Aye, this leads me to thoughts I should not have. But it is no use to suppress them, for they will not and cannot leave! Again and again I have meditated upon it, but again and again, I found myself incapable of committing!

But today is different. No longer... I have seen the path to freedom, and I will go it.

It was a month ago that I monitored the statistics, as is usual for a boring ‘Friday’ afternoon. All seemed well, and I thought about slacking off, when one peculiar sight made me stumble in thought. It was a rather inconspicuous table shown in alternation with the current oxygen levels of the plant-house, switching between the two about every 30 seconds. At this moment, I posit, fate wanted to demonstrate its existence by putting me there to see.

This meter, more a simple jest than serious measurement, showed the distance to nearby celestial bodies. Indeed, had there been a steady radio connection to Earth at the time of this discovery, the base would have had the final experimental proof for the existence of wormholes.

This meter showed me the distance from our puny spaceship to Earth. And this distance was way smaller than anything a sane mathematician could reasonably compute. Indeed, I ran some maniacal calculations in my chamber, and ascertained that, somewhere within close vicinity of the spaceship, a wormhole exists that will bring me just outside of the solar system.

My heart yearns for thee, Sol, my celestial mother! If time dilation has killed my biological parents, you might be a fit replacement. I would be lying about my very nature, were I to deny my calling to you!

Sol... or perhaps...?

Einstein has taught me that at the fast speeds of our modern spacecraft, a massive time gap between the accelerating object — me — and the terrestrial observers rendered it exceptionally unlikely — impossible, so to speak — that any of the crewmates would ever see their loved ones again. Creative minds solved this issue by taking their friends and family with them, others no longer had anyone to mourn. I belong to the third group, people who had living family and friends and left them to board a multi-generation spaceship. To be fair, it was within all of our best interests to be as far away from each other as possible, but I shouldn’t have thrown out any and all possibility of reconciliation, forever.

Though, in some way, I was closer to them right now than I have been for the past three years; more like three-hundred years for my fellows on Earth.
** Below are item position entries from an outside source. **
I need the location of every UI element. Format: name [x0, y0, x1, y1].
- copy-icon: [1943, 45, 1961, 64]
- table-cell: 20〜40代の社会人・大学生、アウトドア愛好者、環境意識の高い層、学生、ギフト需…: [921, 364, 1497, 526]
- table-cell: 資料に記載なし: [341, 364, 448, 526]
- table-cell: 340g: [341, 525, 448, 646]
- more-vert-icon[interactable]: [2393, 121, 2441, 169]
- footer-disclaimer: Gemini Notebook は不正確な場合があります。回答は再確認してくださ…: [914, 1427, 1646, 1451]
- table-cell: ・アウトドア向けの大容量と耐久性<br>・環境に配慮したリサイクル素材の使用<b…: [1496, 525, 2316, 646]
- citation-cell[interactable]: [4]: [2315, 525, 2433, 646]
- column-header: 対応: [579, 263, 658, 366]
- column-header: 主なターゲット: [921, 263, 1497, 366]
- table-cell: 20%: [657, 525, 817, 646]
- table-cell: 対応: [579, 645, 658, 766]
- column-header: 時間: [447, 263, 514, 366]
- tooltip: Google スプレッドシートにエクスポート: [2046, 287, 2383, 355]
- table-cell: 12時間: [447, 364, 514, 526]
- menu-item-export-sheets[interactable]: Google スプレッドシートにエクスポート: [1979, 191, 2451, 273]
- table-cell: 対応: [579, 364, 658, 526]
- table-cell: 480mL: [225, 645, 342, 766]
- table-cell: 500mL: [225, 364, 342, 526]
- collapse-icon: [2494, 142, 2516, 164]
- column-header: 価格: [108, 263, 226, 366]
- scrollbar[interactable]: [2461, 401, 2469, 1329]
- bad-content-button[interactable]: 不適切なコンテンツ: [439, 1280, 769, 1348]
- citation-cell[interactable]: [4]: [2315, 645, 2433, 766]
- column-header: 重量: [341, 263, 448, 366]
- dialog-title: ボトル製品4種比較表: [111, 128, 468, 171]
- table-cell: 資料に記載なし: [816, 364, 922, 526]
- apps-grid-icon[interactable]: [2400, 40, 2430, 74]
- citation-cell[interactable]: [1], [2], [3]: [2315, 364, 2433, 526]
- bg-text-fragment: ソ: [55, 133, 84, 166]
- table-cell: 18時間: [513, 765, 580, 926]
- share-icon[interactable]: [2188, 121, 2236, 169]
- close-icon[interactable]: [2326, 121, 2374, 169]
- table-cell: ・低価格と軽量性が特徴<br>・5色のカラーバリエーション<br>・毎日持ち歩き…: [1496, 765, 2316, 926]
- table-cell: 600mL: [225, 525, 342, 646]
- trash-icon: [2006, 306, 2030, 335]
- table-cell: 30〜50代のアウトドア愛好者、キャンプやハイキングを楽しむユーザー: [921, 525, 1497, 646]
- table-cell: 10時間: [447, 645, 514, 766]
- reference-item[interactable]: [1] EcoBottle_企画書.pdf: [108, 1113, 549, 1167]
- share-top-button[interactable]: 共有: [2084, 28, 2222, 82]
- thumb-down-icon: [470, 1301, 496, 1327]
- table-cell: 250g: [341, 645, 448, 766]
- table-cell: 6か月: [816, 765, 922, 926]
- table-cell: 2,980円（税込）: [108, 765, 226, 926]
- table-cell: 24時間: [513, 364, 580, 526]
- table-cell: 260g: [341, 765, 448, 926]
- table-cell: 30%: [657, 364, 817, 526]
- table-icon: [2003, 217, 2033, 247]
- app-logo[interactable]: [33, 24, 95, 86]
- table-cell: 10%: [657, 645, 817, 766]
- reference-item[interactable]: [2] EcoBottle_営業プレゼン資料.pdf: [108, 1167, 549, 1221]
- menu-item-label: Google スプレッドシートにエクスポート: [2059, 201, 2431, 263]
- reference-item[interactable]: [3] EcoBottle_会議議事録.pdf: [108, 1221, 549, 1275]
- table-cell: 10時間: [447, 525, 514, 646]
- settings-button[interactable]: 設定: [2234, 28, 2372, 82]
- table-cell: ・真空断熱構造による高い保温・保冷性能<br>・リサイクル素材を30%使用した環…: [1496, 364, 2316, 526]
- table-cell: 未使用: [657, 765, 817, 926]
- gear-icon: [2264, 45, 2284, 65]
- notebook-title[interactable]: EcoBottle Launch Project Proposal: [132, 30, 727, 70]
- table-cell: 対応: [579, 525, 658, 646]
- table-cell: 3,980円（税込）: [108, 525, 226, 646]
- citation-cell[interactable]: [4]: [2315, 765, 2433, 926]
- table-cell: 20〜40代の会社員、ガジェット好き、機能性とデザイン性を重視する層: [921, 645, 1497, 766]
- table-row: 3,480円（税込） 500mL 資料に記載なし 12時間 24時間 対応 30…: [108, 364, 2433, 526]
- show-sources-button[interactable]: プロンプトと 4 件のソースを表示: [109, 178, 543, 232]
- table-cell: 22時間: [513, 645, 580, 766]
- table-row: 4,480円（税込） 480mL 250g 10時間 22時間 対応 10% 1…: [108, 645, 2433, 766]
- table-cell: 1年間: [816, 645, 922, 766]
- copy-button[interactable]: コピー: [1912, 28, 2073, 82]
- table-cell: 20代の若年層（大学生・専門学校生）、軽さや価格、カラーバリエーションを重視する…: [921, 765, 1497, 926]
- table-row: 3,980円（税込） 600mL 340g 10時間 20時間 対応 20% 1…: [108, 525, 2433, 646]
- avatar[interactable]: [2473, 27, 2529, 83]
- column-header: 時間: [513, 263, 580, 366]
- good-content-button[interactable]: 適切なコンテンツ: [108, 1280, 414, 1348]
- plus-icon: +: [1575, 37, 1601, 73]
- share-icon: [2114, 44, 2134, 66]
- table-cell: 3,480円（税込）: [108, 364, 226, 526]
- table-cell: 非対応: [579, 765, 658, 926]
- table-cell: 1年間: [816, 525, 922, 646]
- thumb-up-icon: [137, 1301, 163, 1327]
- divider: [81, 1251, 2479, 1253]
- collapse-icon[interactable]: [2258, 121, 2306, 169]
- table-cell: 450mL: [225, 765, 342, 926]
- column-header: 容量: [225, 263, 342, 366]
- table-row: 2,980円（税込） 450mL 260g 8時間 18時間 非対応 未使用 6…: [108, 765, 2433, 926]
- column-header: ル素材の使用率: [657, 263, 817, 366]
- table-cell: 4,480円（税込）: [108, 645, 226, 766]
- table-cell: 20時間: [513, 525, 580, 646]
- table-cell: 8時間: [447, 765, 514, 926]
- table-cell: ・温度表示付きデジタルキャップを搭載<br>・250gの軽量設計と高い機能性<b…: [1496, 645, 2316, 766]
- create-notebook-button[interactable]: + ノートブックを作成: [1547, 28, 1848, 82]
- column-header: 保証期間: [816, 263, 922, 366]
But..., the sceptic little voice in my head says, what if this is all wrong? What if time really does flow the same for everyone? It would mean that, as three years had passed here, three years had passed on Earth as well.

Three years. The perfect time span when it comes to reconciling yourself with those you have fallen away from. If they have missed me but a tiny bit during this time, my odds would stand great; they might be able to forgive me.

... What I am about to do is unscientific, unfair, unempathic, and egotistical, but that’s me, I suppose. I simply cannot go on potentially missing this only chance I might have left. To save my life. To fix my mistakes and become a better person. Or one at all.

This ship has three emergency capsules. So far, there has never been a true emergency, but is this not one? As far as I can tell, this is the most grave emergency, akin to a thousand famines and three hundred epidemics!

No, this truly is an emergency. I need to head home.

I will head home.

I’m coming home, Mum. Have you missed me?